Qu’est-ce qui vous préoccupe?
"Il y a deux ans, nous avons perdu, après 50 ans, notre flagshipstore à l’angle de la via Montenapoleone. Les bâtiments de cette prestigieuse rue commerçante sont aujourd’hui presque tous entre les mains des groupes de luxe, ce qui a pour effet d’évincer les marques de mode indépendantes. Nous avons été confrontés à la même situation à Paris et à Florence, exactement pour la même raison. C’est dommage, car ces élégantes rues commerçantes finissent par toutes se ressembler, où que l’on soit dans le monde."

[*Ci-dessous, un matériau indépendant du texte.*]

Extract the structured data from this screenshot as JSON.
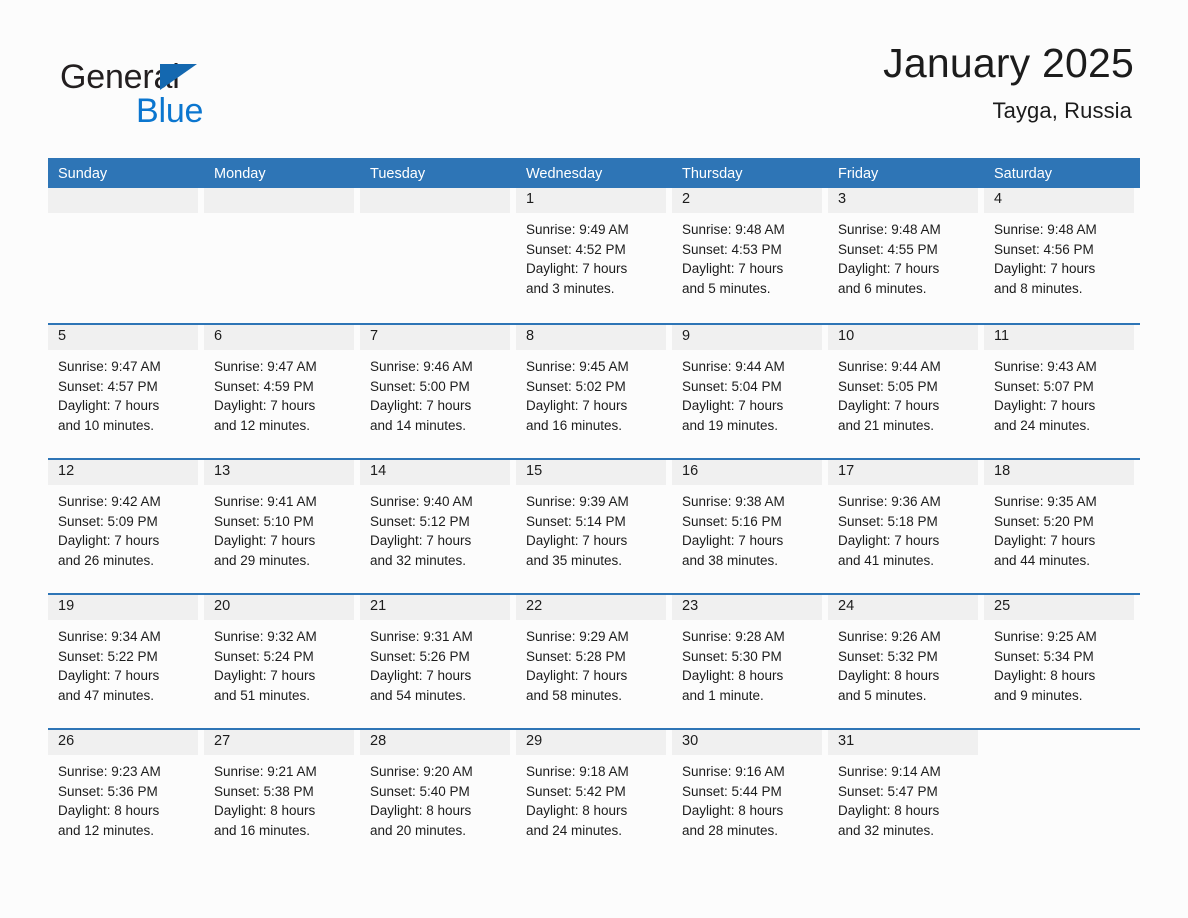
{
  "brand": {
    "name_part1": "General",
    "name_part2": "Blue",
    "triangle_icon": "triangle-icon",
    "accent_color": "#0b76cf",
    "header_color": "#2e75b6"
  },
  "header": {
    "title": "January 2025",
    "subtitle": "Tayga, Russia"
  },
  "calendar": {
    "weekdays": [
      "Sunday",
      "Monday",
      "Tuesday",
      "Wednesday",
      "Thursday",
      "Friday",
      "Saturday"
    ],
    "labels": {
      "sunrise": "Sunrise:",
      "sunset": "Sunset:",
      "daylight": "Daylight:"
    },
    "weeks": [
      [
        {
          "date": "",
          "empty": true
        },
        {
          "date": "",
          "empty": true
        },
        {
          "date": "",
          "empty": true
        },
        {
          "date": "1",
          "sunrise": "Sunrise: 9:49 AM",
          "sunset": "Sunset: 4:52 PM",
          "daylight1": "Daylight: 7 hours",
          "daylight2": "and 3 minutes."
        },
        {
          "date": "2",
          "sunrise": "Sunrise: 9:48 AM",
          "sunset": "Sunset: 4:53 PM",
          "daylight1": "Daylight: 7 hours",
          "daylight2": "and 5 minutes."
        },
        {
          "date": "3",
          "sunrise": "Sunrise: 9:48 AM",
          "sunset": "Sunset: 4:55 PM",
          "daylight1": "Daylight: 7 hours",
          "daylight2": "and 6 minutes."
        },
        {
          "date": "4",
          "sunrise": "Sunrise: 9:48 AM",
          "sunset": "Sunset: 4:56 PM",
          "daylight1": "Daylight: 7 hours",
          "daylight2": "and 8 minutes."
        }
      ],
      [
        {
          "date": "5",
          "sunrise": "Sunrise: 9:47 AM",
          "sunset": "Sunset: 4:57 PM",
          "daylight1": "Daylight: 7 hours",
          "daylight2": "and 10 minutes."
        },
        {
          "date": "6",
          "sunrise": "Sunrise: 9:47 AM",
          "sunset": "Sunset: 4:59 PM",
          "daylight1": "Daylight: 7 hours",
          "daylight2": "and 12 minutes."
        },
        {
          "date": "7",
          "sunrise": "Sunrise: 9:46 AM",
          "sunset": "Sunset: 5:00 PM",
          "daylight1": "Daylight: 7 hours",
          "daylight2": "and 14 minutes."
        },
        {
          "date": "8",
          "sunrise": "Sunrise: 9:45 AM",
          "sunset": "Sunset: 5:02 PM",
          "daylight1": "Daylight: 7 hours",
          "daylight2": "and 16 minutes."
        },
        {
          "date": "9",
          "sunrise": "Sunrise: 9:44 AM",
          "sunset": "Sunset: 5:04 PM",
          "daylight1": "Daylight: 7 hours",
          "daylight2": "and 19 minutes."
        },
        {
          "date": "10",
          "sunrise": "Sunrise: 9:44 AM",
          "sunset": "Sunset: 5:05 PM",
          "daylight1": "Daylight: 7 hours",
          "daylight2": "and 21 minutes."
        },
        {
          "date": "11",
          "sunrise": "Sunrise: 9:43 AM",
          "sunset": "Sunset: 5:07 PM",
          "daylight1": "Daylight: 7 hours",
          "daylight2": "and 24 minutes."
        }
      ],
      [
        {
          "date": "12",
          "sunrise": "Sunrise: 9:42 AM",
          "sunset": "Sunset: 5:09 PM",
          "daylight1": "Daylight: 7 hours",
          "daylight2": "and 26 minutes."
        },
        {
          "date": "13",
          "sunrise": "Sunrise: 9:41 AM",
          "sunset": "Sunset: 5:10 PM",
          "daylight1": "Daylight: 7 hours",
          "daylight2": "and 29 minutes."
        },
        {
          "date": "14",
          "sunrise": "Sunrise: 9:40 AM",
          "sunset": "Sunset: 5:12 PM",
          "daylight1": "Daylight: 7 hours",
          "daylight2": "and 32 minutes."
        },
        {
          "date": "15",
          "sunrise": "Sunrise: 9:39 AM",
          "sunset": "Sunset: 5:14 PM",
          "daylight1": "Daylight: 7 hours",
          "daylight2": "and 35 minutes."
        },
        {
          "date": "16",
          "sunrise": "Sunrise: 9:38 AM",
          "sunset": "Sunset: 5:16 PM",
          "daylight1": "Daylight: 7 hours",
          "daylight2": "and 38 minutes."
        },
        {
          "date": "17",
          "sunrise": "Sunrise: 9:36 AM",
          "sunset": "Sunset: 5:18 PM",
          "daylight1": "Daylight: 7 hours",
          "daylight2": "and 41 minutes."
        },
        {
          "date": "18",
          "sunrise": "Sunrise: 9:35 AM",
          "sunset": "Sunset: 5:20 PM",
          "daylight1": "Daylight: 7 hours",
          "daylight2": "and 44 minutes."
        }
      ],
      [
        {
          "date": "19",
          "sunrise": "Sunrise: 9:34 AM",
          "sunset": "Sunset: 5:22 PM",
          "daylight1": "Daylight: 7 hours",
          "daylight2": "and 47 minutes."
        },
        {
          "date": "20",
          "sunrise": "Sunrise: 9:32 AM",
          "sunset": "Sunset: 5:24 PM",
          "daylight1": "Daylight: 7 hours",
          "daylight2": "and 51 minutes."
        },
        {
          "date": "21",
          "sunrise": "Sunrise: 9:31 AM",
          "sunset": "Sunset: 5:26 PM",
          "daylight1": "Daylight: 7 hours",
          "daylight2": "and 54 minutes."
        },
        {
          "date": "22",
          "sunrise": "Sunrise: 9:29 AM",
          "sunset": "Sunset: 5:28 PM",
          "daylight1": "Daylight: 7 hours",
          "daylight2": "and 58 minutes."
        },
        {
          "date": "23",
          "sunrise": "Sunrise: 9:28 AM",
          "sunset": "Sunset: 5:30 PM",
          "daylight1": "Daylight: 8 hours",
          "daylight2": "and 1 minute."
        },
        {
          "date": "24",
          "sunrise": "Sunrise: 9:26 AM",
          "sunset": "Sunset: 5:32 PM",
          "daylight1": "Daylight: 8 hours",
          "daylight2": "and 5 minutes."
        },
        {
          "date": "25",
          "sunrise": "Sunrise: 9:25 AM",
          "sunset": "Sunset: 5:34 PM",
          "daylight1": "Daylight: 8 hours",
          "daylight2": "and 9 minutes."
        }
      ],
      [
        {
          "date": "26",
          "sunrise": "Sunrise: 9:23 AM",
          "sunset": "Sunset: 5:36 PM",
          "daylight1": "Daylight: 8 hours",
          "daylight2": "and 12 minutes."
        },
        {
          "date": "27",
          "sunrise": "Sunrise: 9:21 AM",
          "sunset": "Sunset: 5:38 PM",
          "daylight1": "Daylight: 8 hours",
          "daylight2": "and 16 minutes."
        },
        {
          "date": "28",
          "sunrise": "Sunrise: 9:20 AM",
          "sunset": "Sunset: 5:40 PM",
          "daylight1": "Daylight: 8 hours",
          "daylight2": "and 20 minutes."
        },
        {
          "date": "29",
          "sunrise": "Sunrise: 9:18 AM",
          "sunset": "Sunset: 5:42 PM",
          "daylight1": "Daylight: 8 hours",
          "daylight2": "and 24 minutes."
        },
        {
          "date": "30",
          "sunrise": "Sunrise: 9:16 AM",
          "sunset": "Sunset: 5:44 PM",
          "daylight1": "Daylight: 8 hours",
          "daylight2": "and 28 minutes."
        },
        {
          "date": "31",
          "sunrise": "Sunrise: 9:14 AM",
          "sunset": "Sunset: 5:47 PM",
          "daylight1": "Daylight: 8 hours",
          "daylight2": "and 32 minutes."
        },
        {
          "date": "",
          "empty": true,
          "blank": true
        }
      ]
    ]
  }
}
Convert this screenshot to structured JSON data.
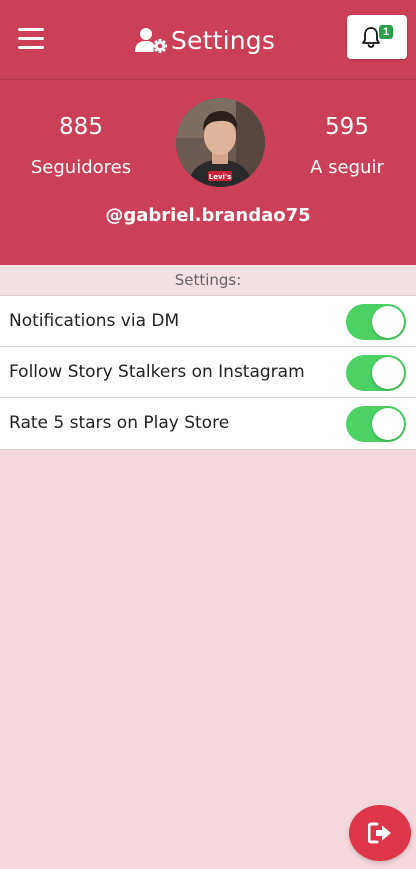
{
  "header": {
    "title": "Settings",
    "title_icon": "user-gear-icon",
    "menu_icon": "hamburger-menu-icon",
    "notification_icon": "bell-icon",
    "notification_count": "1"
  },
  "profile": {
    "followers_count": "885",
    "followers_label": "Seguidores",
    "following_count": "595",
    "following_label": "A seguir",
    "username": "@gabriel.brandao75"
  },
  "settings": {
    "section_title": "Settings:",
    "items": [
      {
        "label": "Notifications via DM",
        "enabled": true
      },
      {
        "label": "Follow Story Stalkers on Instagram",
        "enabled": true
      },
      {
        "label": "Rate 5 stars on Play Store",
        "enabled": true
      }
    ]
  },
  "logout": {
    "icon": "logout-icon"
  },
  "colors": {
    "primary": "#cc3f58",
    "background": "#f5d8dd",
    "toggle_on": "#4bd263",
    "badge": "#2e9e4a",
    "fab": "#dd3549"
  }
}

"Nous avons eu de la chance dans notre malheur: la ville nous a proposé un emplacement dans la galleria Vittorio Emanuele II. Il y a quelques années encore, ce lieu n’était qu’un piège à touristes, envahi de glaciers et de boutiques de souvenirs bon marché. Les vrais Milanais n’y mettaient plus les pieds. Mais la ville de Milan, qui en est propriétaire, a décidé de faire table rase en louant ces espaces uniquement à de grandes marques italiennes de renom."
Qu’est-ce qui vous marqué?
"À 16 ans, mon père m’a envoyé passer trois mois en Amérique. Il m’a mis dans un avion à Malpensa avec un billet pour Dallas. Je ne parlais pas un mot d’anglais, je n’avais jamais pris l’avion et je devais faire une escale à New York. J’avais l’impression de partir pour Mars. Les premières semaines ont été terribles: je me sentais totalement isolé. J’étais au milieu de nulle part et, à l’époque, les Italiens souffraient d’une très mauvaise réputation: les Américains considéraient l’Italie comme un pays sous-développé peuplé de mafiosi."
"Au milieu de mon séjour, j’ai commencé à apprécier l’expérience et j’en ai retiré un amour profond pour l’Amérique. À mon retour, non seulement j’avais appris l’anglais, mais j’avais aussi découvert la culture hippie. J’avais les cheveux longs et je me promenais partout pieds nus, ce qui était plutôt ironique pour un fils de chausseur. Mes parents trouvaient cela épouvantable."